Now, in a way, one could say that this is a radical perspective, is it not? Because when you think about looking at an individual patient, then there is a whole panoply of organization that will provide you with drugs to treat this individual, without going back to the question of how did this group of individuals come to me.
Yes. Oh, it's quite different.
I had two very important teachers, when you were asking about early influences and I was drawing a blank, but I had two very important teachers: Geoffrey Rose in London, and before him, Len Syme at Berkeley, and they both had a big influence. And, you know, in a funny way, coming from very different backgrounds and very different perspectives and, really, very different approaches to the world, in a funny way they had a rather consistent message.

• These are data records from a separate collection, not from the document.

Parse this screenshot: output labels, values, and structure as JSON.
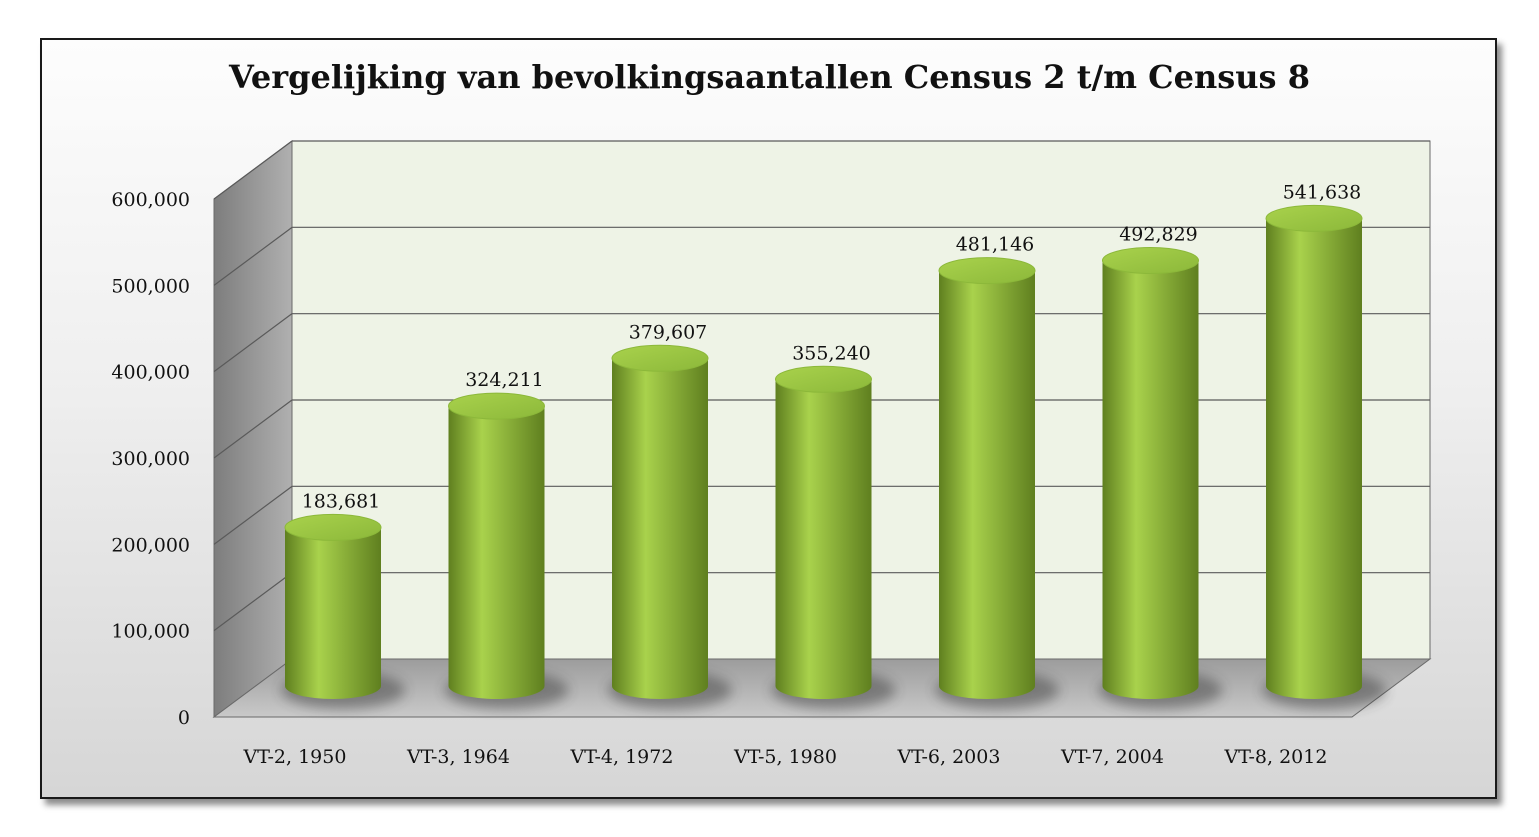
{
  "colors": {
    "bar_light": "#a9d24c",
    "bar_mid": "#8cb83a",
    "bar_dark": "#5f7f1f",
    "wall": "#eef3e6",
    "side_wall": "#9a9a9a",
    "floor": "#a8a8a8",
    "grid": "#5a5a5a"
  },
  "chart_data": {
    "type": "bar",
    "title": "Vergelijking van bevolkingsaantallen Census 2 t/m Census 8",
    "categories": [
      "VT-2, 1950",
      "VT-3, 1964",
      "VT-4, 1972",
      "VT-5, 1980",
      "VT-6, 2003",
      "VT-7, 2004",
      "VT-8, 2012"
    ],
    "values": [
      183681,
      324211,
      379607,
      355240,
      481146,
      492829,
      541638
    ],
    "value_labels": [
      "183,681",
      "324,211",
      "379,607",
      "355,240",
      "481,146",
      "492,829",
      "541,638"
    ],
    "y_ticks": [
      0,
      100000,
      200000,
      300000,
      400000,
      500000,
      600000
    ],
    "y_tick_labels": [
      "0",
      "100,000",
      "200,000",
      "300,000",
      "400,000",
      "500,000",
      "600,000"
    ],
    "ylim": [
      0,
      600000
    ],
    "grid": true,
    "legend": "none",
    "style": "3d-cylinder"
  }
}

Geoffrey Rose said that when he started teaching medical students about epidemiology and public health, he used to say the medical student should ask the question, "Why did this patient get this disease at this time?" And he then later in his life decided that that was a rather restricted question. That was the question about this individual, and that's an appropriate question for a clinician to ask. But to ask, "Why am I seeing so many more patients from this part of the city than that part of the city?" is a different sort of question. "Why is the rate of disease different?" is a different question.
The way Len Syme used to put it was that there are three questions one should ask: If somebody got sick, what disease would he get? The second question is, why would one individual get sick and not another? And the third question is, why is the rate of disease higher under these circumstances and not another?
They were really very similar perspectives coming from very different angles, but asking the same sort of questions. So it is quite a radical question. It's looking at the determinants of illness, and that leads you into looking at the societal determinants of illness.